Braço da Rodovia do Mercosul A BR-101 é uma das maiores rodovias federais do Brasil. É a principal ligação entre o Nordeste e as regiões Sul e Sudeste. Começa no Farol do Calcanhar, em Touros-RN, atravessa 13 estados pelo litoral do país e vai até o Rio Grande do Sul, terminando no km 422,1 em São José do Norte. 

Em toda a sua extensão, a rodovia tem 4.563,1 km. A pavimentação da BR-101 no Rio Grande do Sul representa um braço da Rodovia do Mercosul, interligando o porto rio-grandino ao maior corredor de exportação do país. 

Em território gaúcho, a BR-101 tornou-se importante via de acesso ao Porto do Rio Grande. De Osório a São José do Norte, a BR-101 coincide com a RST-101 em vários trechos, somando 104,1 quilômetros de sobreposição.

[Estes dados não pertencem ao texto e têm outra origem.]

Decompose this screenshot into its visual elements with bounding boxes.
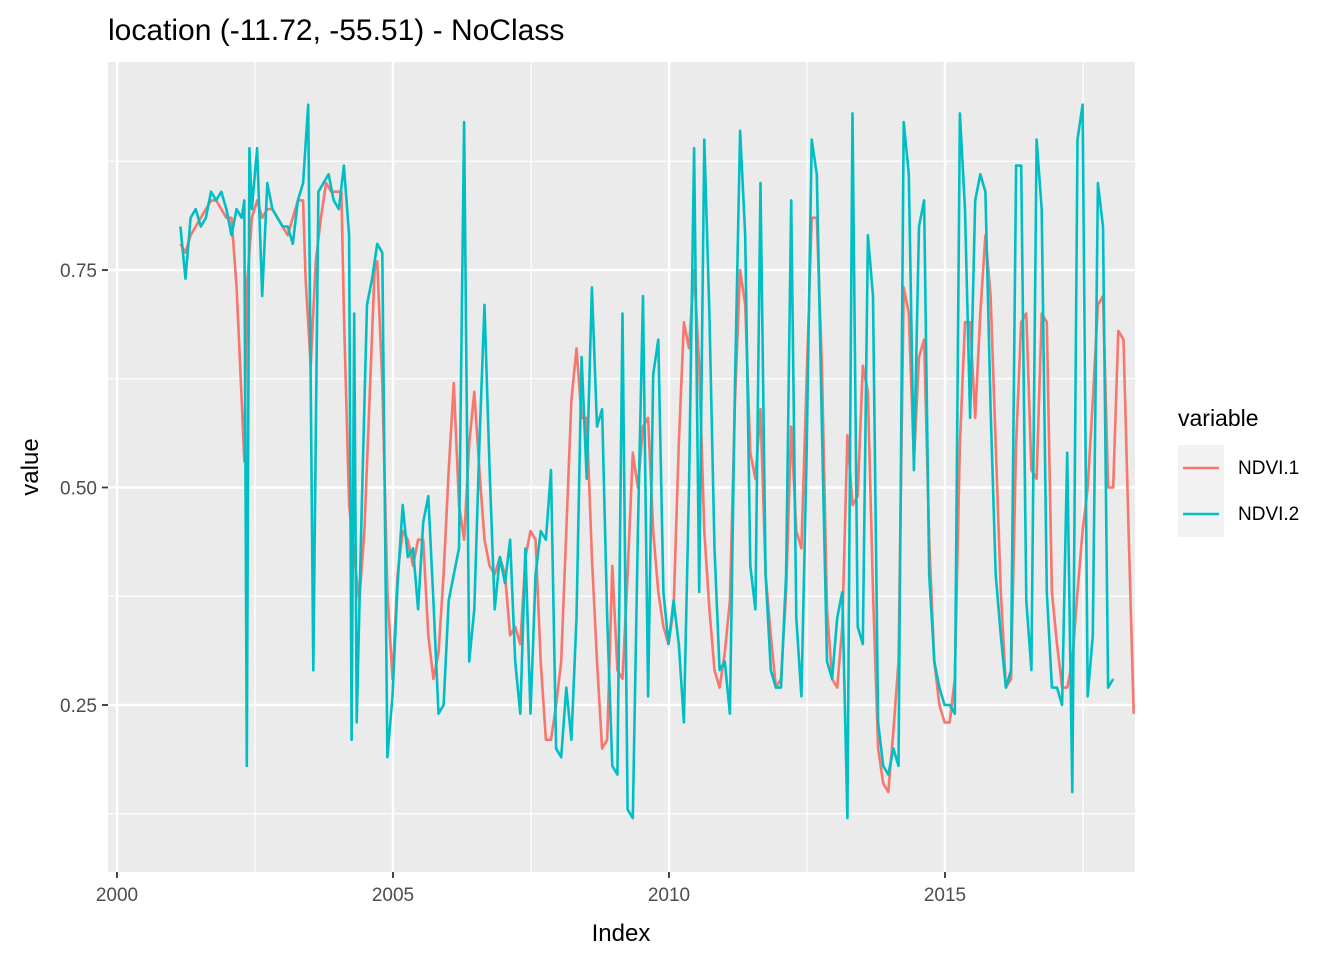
y-tick-label: 0.75 [60, 261, 97, 282]
series-layer [179, 103, 1135, 820]
legend: variable NDVI.1 NDVI.2 [1178, 405, 1299, 537]
x-tick-label: 2010 [648, 885, 690, 906]
chart-title: location (-11.72, -55.51) - NoClass [108, 14, 564, 47]
x-axis-label: Index [592, 920, 651, 947]
legend-label-ndvi1: NDVI.1 [1238, 458, 1299, 479]
y-tick-label: 0.50 [60, 479, 97, 500]
series-line-ndvi2 [179, 103, 1115, 820]
y-tick-label: 0.25 [60, 696, 97, 717]
x-axis: 2000 2005 2010 2015 [96, 872, 966, 906]
legend-label-ndvi2: NDVI.2 [1238, 504, 1299, 525]
legend-title: variable [1178, 405, 1259, 431]
x-tick-label: 2005 [372, 885, 414, 906]
y-axis: 0.25 0.50 0.75 [60, 261, 108, 717]
x-tick-label: 2015 [924, 885, 966, 906]
y-axis-label: value [17, 438, 44, 495]
x-tick-label: 2000 [96, 885, 138, 906]
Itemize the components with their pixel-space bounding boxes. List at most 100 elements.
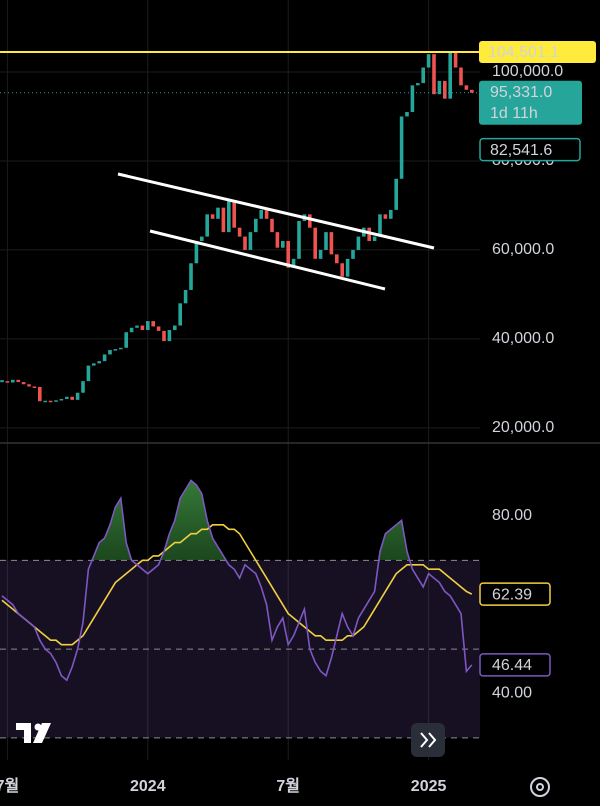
candle-body <box>11 379 15 383</box>
candle-body <box>470 89 474 93</box>
candle-body <box>448 51 452 99</box>
candle-body <box>189 263 193 290</box>
price-badge-label: 104,501.1 <box>488 44 559 61</box>
plot <box>0 50 480 739</box>
candle-body <box>405 112 409 117</box>
candle-body <box>227 200 231 233</box>
logo <box>16 723 51 743</box>
candle-body <box>410 85 415 113</box>
grid <box>0 0 480 760</box>
candle-body <box>399 116 404 179</box>
candle-body <box>75 392 80 400</box>
candle-body <box>291 258 296 268</box>
y-tick-label: 100,000.0 <box>492 63 563 80</box>
candle-body <box>21 382 26 385</box>
countdown-label: 1d 11h <box>490 105 538 122</box>
candle-body <box>140 325 145 331</box>
candle-body <box>92 363 96 366</box>
candle-body <box>356 236 361 250</box>
candle-body <box>119 347 123 350</box>
candle-body <box>156 326 161 331</box>
candle-body <box>351 249 355 259</box>
candle-body <box>124 332 128 348</box>
candle-body <box>210 214 215 219</box>
candle-body <box>178 303 182 326</box>
candle-body <box>313 227 317 259</box>
candle-body <box>65 396 69 399</box>
candle-body <box>443 80 447 99</box>
candle-body <box>205 214 209 237</box>
candle-body <box>426 54 431 68</box>
candle-body <box>232 200 236 228</box>
price-badge-label: 95,331.0 <box>490 84 552 101</box>
value-badge <box>479 653 551 677</box>
candle-body <box>97 361 101 364</box>
candle-body <box>27 384 31 387</box>
candle-body <box>146 321 150 331</box>
candle-body <box>70 396 74 400</box>
candle-body <box>383 214 388 219</box>
value-badge-label: 46.44 <box>492 657 532 674</box>
trend-line <box>149 229 386 291</box>
candle-body <box>54 400 58 402</box>
candle-body <box>281 241 285 248</box>
overbought-fill <box>92 480 410 560</box>
scroll-button[interactable] <box>411 723 445 757</box>
candle-body <box>248 232 253 250</box>
candle-body <box>264 209 269 219</box>
candle-body <box>129 327 134 333</box>
candle-body <box>389 209 393 219</box>
candle-body <box>173 325 177 331</box>
y-tick-label: 60,000.0 <box>492 241 554 258</box>
candle-body <box>318 249 323 259</box>
candle-body <box>38 386 42 402</box>
candle-body <box>194 241 199 264</box>
candle-body <box>432 54 436 95</box>
candle-body <box>32 386 37 389</box>
candle-body <box>416 83 420 86</box>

A coincidência ocorre a partir do entroncamento com a BR-290. 

Com a conclusão da pavimentação, alguns segmentos da antiga estrada municipal existente, que não coincidiram com o traçado da BR, foram abandonados. A manutenção do trecho que hoje é utilizado para tráfego é de responsabilidade dividida entre o DNIT (federal) e o DAER (estadual). 

Entre Osório e Capivari, a rodovia tem 36 km, cuja pavimentação foi concluída em 2008 e o trecho está em bom estado de conservação. De Capivari até Bacopari são 39 km, trecho que teve o pavimento totalmente recuperado entre 2009 e 2010. O trecho de Bacopari até Tavares tem 113 km e a obra de recuperação do pavimento está em fase de licitação. Todos esses trechos são administrados pelo DAER. 

A partir de Tavares até São José do Norte são 130 km sob administração do DNIT. A pavimentação desse trecho foi concluída em 2008 e atualmente está em estado de bom para razoável. Para esse trecho está em curso uma licitação para conservação, com previsão para término até outubro de 2010. A conservação será semelhante ao Programa Crema, em que uma empresa mantém a rodovia por um período e recebe por resultado.